Frequently Asked Questions

Q1. Can I claim a deduction under Section 80CCG for investments made in fiscal year 2025-26? 

No, Section 80CCG has been eliminated since April 1, 2017, and no new investments made after that date are eligible for this deduction.

Q2: What was the maximum deduction allowed under Section 80CCG when it was active? 

The maximum deduction was ₹25,000 per year—50% of a maximum qualifying investment of ₹50,000 — claimable for three consecutive years, in addition to the Section 80C limit.
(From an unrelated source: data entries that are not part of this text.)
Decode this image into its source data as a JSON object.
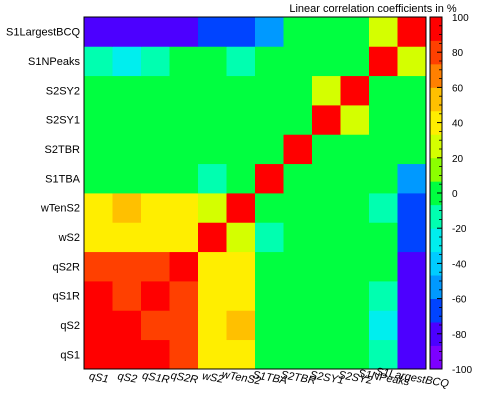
{
  "chart_data": {
    "type": "heatmap",
    "title": "Linear correlation coefficients in %",
    "x_labels": [
      "qS1",
      "qS2",
      "qS1R",
      "qS2R",
      "wS2",
      "wTenS2",
      "S1TBA",
      "S2TBR",
      "S2SY1",
      "S2SY2",
      "S1NPeaks",
      "S1LargestBCQ"
    ],
    "y_labels_bottom_to_top": [
      "qS1",
      "qS2",
      "qS1R",
      "qS2R",
      "wS2",
      "wTenS2",
      "S1TBA",
      "S2TBR",
      "S2SY1",
      "S2SY2",
      "S1NPeaks",
      "S1LargestBCQ"
    ],
    "values_rows_bottom_to_top": [
      [
        100,
        90,
        88,
        78,
        40,
        45,
        0,
        0,
        0,
        0,
        -10,
        -80
      ],
      [
        90,
        100,
        86,
        82,
        46,
        50,
        0,
        0,
        0,
        0,
        -22,
        -80
      ],
      [
        88,
        86,
        100,
        76,
        38,
        42,
        0,
        0,
        0,
        0,
        -8,
        -82
      ],
      [
        78,
        82,
        76,
        100,
        38,
        38,
        5,
        0,
        0,
        0,
        -5,
        -85
      ],
      [
        40,
        46,
        38,
        38,
        100,
        30,
        -10,
        -5,
        0,
        0,
        -5,
        -65
      ],
      [
        45,
        50,
        42,
        38,
        30,
        100,
        0,
        0,
        0,
        0,
        -10,
        -65
      ],
      [
        0,
        0,
        0,
        5,
        -10,
        0,
        100,
        0,
        0,
        0,
        0,
        -60
      ],
      [
        0,
        0,
        0,
        0,
        -5,
        0,
        0,
        100,
        -5,
        -5,
        0,
        0
      ],
      [
        0,
        0,
        0,
        0,
        0,
        0,
        0,
        -5,
        100,
        30,
        0,
        0
      ],
      [
        0,
        0,
        0,
        0,
        0,
        0,
        0,
        -5,
        30,
        100,
        0,
        0
      ],
      [
        -10,
        -22,
        -8,
        -5,
        -5,
        -10,
        0,
        0,
        0,
        0,
        100,
        20
      ],
      [
        -80,
        -80,
        -82,
        -85,
        -65,
        -65,
        -60,
        0,
        0,
        0,
        20,
        100
      ]
    ],
    "zlim": [
      -100,
      100
    ],
    "colorbar_ticks": [
      -100,
      -80,
      -60,
      -40,
      -20,
      0,
      20,
      40,
      60,
      80,
      100
    ],
    "palette": [
      "#7d00ff",
      "#4c00ff",
      "#0044ff",
      "#0099ff",
      "#00ccff",
      "#00eeee",
      "#00ffb0",
      "#00ff40",
      "#8cff00",
      "#d4ff00",
      "#ffee00",
      "#ffc000",
      "#ff8000",
      "#ff4000",
      "#ff0000"
    ]
  }
}
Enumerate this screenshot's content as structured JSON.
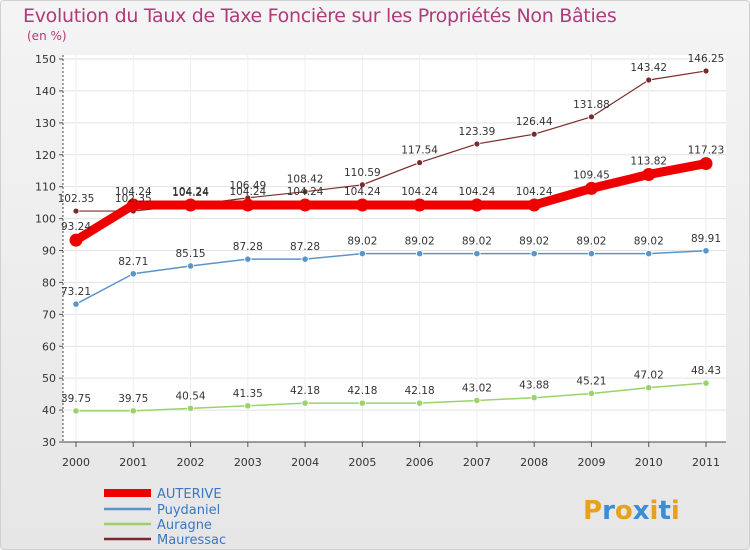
{
  "title": "Evolution du Taux de Taxe Foncière sur les Propriétés Non Bâties",
  "subtitle": "(en %)",
  "logo": {
    "letters": [
      "P",
      "r",
      "o",
      "x",
      "i",
      "t",
      "i"
    ],
    "colors": [
      "#e8a21a",
      "#3a8ed8",
      "#e8a21a",
      "#3a8ed8",
      "#e8a21a",
      "#3a8ed8",
      "#e8a21a"
    ]
  },
  "chart_data": {
    "type": "line",
    "categories": [
      "2000",
      "2001",
      "2002",
      "2003",
      "2004",
      "2005",
      "2006",
      "2007",
      "2008",
      "2009",
      "2010",
      "2011"
    ],
    "ylim": [
      30,
      150
    ],
    "yticks": [
      30,
      40,
      50,
      60,
      70,
      80,
      90,
      100,
      110,
      120,
      130,
      140,
      150
    ],
    "grid": true,
    "legend_position": "bottom-left",
    "series": [
      {
        "name": "Mauressac",
        "color": "#7a2a2a",
        "values": [
          102.35,
          102.35,
          104.24,
          106.49,
          108.42,
          110.59,
          117.54,
          123.39,
          126.44,
          131.88,
          143.42,
          146.25
        ],
        "labels": [
          "102.35",
          "102.35",
          "104.24",
          "106.49",
          "108.42",
          "110.59",
          "117.54",
          "123.39",
          "126.44",
          "131.88",
          "143.42",
          "146.25"
        ]
      },
      {
        "name": "AUTERIVE",
        "color": "#ee0000",
        "values": [
          93.24,
          104.24,
          104.24,
          104.24,
          104.24,
          104.24,
          104.24,
          104.24,
          104.24,
          109.45,
          113.82,
          117.23
        ],
        "labels": [
          "93.24",
          "104.24",
          "104.24",
          "104.24",
          "104.24",
          "104.24",
          "104.24",
          "104.24",
          "104.24",
          "109.45",
          "113.82",
          "117.23"
        ]
      },
      {
        "name": "Puydaniel",
        "color": "#5b95c8",
        "values": [
          73.21,
          82.71,
          85.15,
          87.28,
          87.28,
          89.02,
          89.02,
          89.02,
          89.02,
          89.02,
          89.02,
          89.91
        ],
        "labels": [
          "73.21",
          "82.71",
          "85.15",
          "87.28",
          "87.28",
          "89.02",
          "89.02",
          "89.02",
          "89.02",
          "89.02",
          "89.02",
          "89.91"
        ]
      },
      {
        "name": "Auragne",
        "color": "#99d36a",
        "values": [
          39.75,
          39.75,
          40.54,
          41.35,
          42.18,
          42.18,
          42.18,
          43.02,
          43.88,
          45.21,
          47.02,
          48.43
        ],
        "labels": [
          "39.75",
          "39.75",
          "40.54",
          "41.35",
          "42.18",
          "42.18",
          "42.18",
          "43.02",
          "43.88",
          "45.21",
          "47.02",
          "48.43"
        ]
      }
    ],
    "legend_order": [
      "AUTERIVE",
      "Puydaniel",
      "Auragne",
      "Mauressac"
    ]
  }
}
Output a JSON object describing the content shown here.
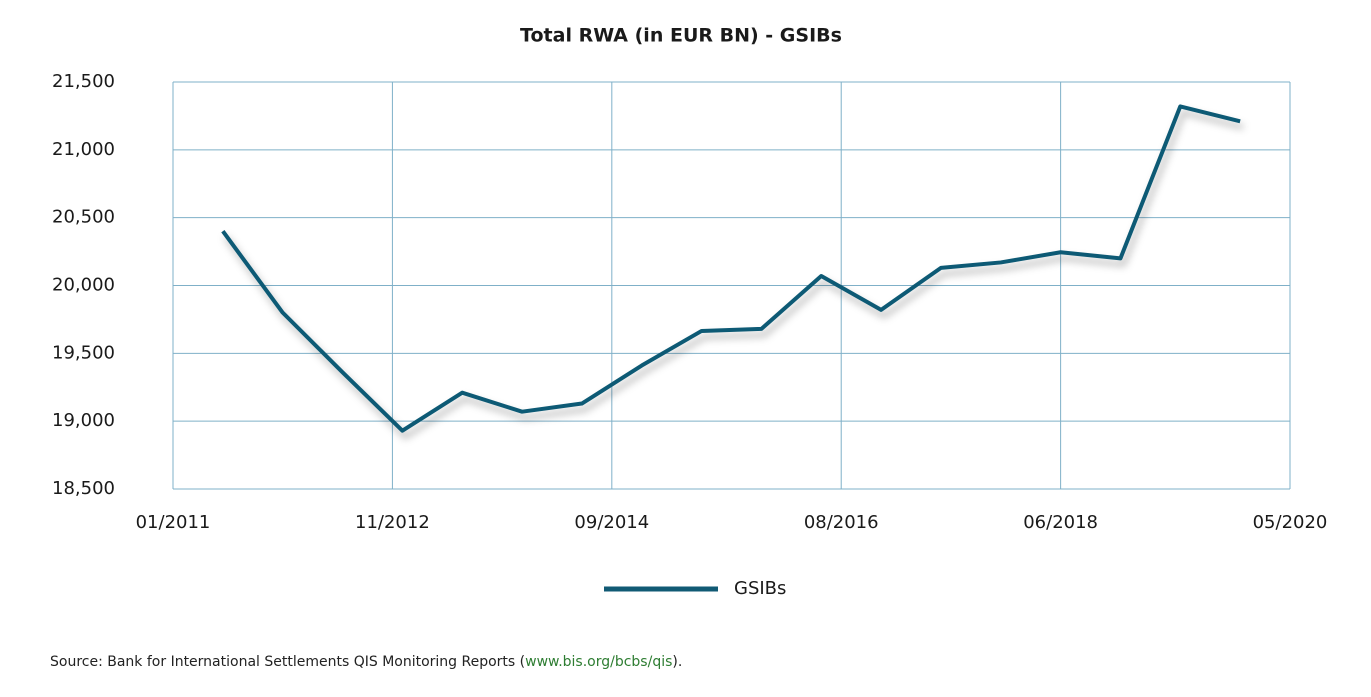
{
  "chart_data": {
    "type": "line",
    "title": "Total RWA (in EUR BN) - GSIBs",
    "x": [
      "06/2011",
      "12/2011",
      "06/2012",
      "12/2012",
      "06/2013",
      "12/2013",
      "06/2014",
      "12/2014",
      "06/2015",
      "12/2015",
      "06/2016",
      "12/2016",
      "06/2017",
      "12/2017",
      "06/2018",
      "12/2018",
      "06/2019",
      "12/2019"
    ],
    "series": [
      {
        "name": "GSIBs",
        "color": "#115a74",
        "values": [
          20400,
          19800,
          19360,
          18930,
          19210,
          19070,
          19130,
          19410,
          19665,
          19680,
          20070,
          19820,
          20130,
          20170,
          20245,
          20200,
          21320,
          21210
        ]
      }
    ],
    "xlim": [
      "01/2011",
      "05/2020"
    ],
    "xticks": [
      "01/2011",
      "11/2012",
      "09/2014",
      "08/2016",
      "06/2018",
      "05/2020"
    ],
    "ylim": [
      18500,
      21500
    ],
    "yticks": [
      {
        "value": 18500,
        "label": "18,500"
      },
      {
        "value": 19000,
        "label": "19,000"
      },
      {
        "value": 19500,
        "label": "19,500"
      },
      {
        "value": 20000,
        "label": "20,000"
      },
      {
        "value": 20500,
        "label": "20,500"
      },
      {
        "value": 21000,
        "label": "21,000"
      },
      {
        "value": 21500,
        "label": "21,500"
      }
    ],
    "grid": true,
    "legend": "bottom"
  },
  "source": {
    "prefix": "Source: Bank for International Settlements QIS Monitoring Reports (",
    "link": "www.bis.org/bcbs/qis",
    "suffix": ")."
  }
}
Q3. Is ELSS a suitable substitute for the previous RGESS scheme? ELSS provides a comparable equity-linked tax-saving path with a full 100% deduction up to ₹1.5 lakh under Section 80C, without first-time investor or income-cap limits like RGESS.

Q4. Were NRIs ever able to claim Section 80CCG? 

No, even when the plan was operating, Section 80CCG was exclusively available to domestic individual taxpayers.

Q5. If I invested in RGESS before 2017, can I still receive the deduction today? 

Only if you are still inside the initial 3-year lock-in period for the precise investment made prior to the scheme’s demise; no deduction is possible after that time.

Q6. Which part should I look at for tax-saving stock investments in 2026? 

Section 80C, particularly through ELSS mutual funds, is now the standard way, together with Section 80CCD(1B), which provides an additional NPS-linked deduction.

Q7. Why did the government remove Section 80CCG (RGESS)?

Section 80CCG was repealed because the Rajiv Gandhi Equity Savings Scheme (RGESS) did not attract the expected level of participation from new retail investors. The government eventually turned its focus to broader investment and tax-saving opportunities, such as ELSS and NPS-related perks.

Q8. Can a taxpayer claim both the ELSS and the NPS deductions to save on taxes?

Yes, qualifying taxpayers may claim deductions for ELSS under Section 80C and NPS payments under Section 80CCD(1B) separately, subject to the appropriate limits and restrictions. This enables investors to combine equity-based tax savings with retirement planning advantages.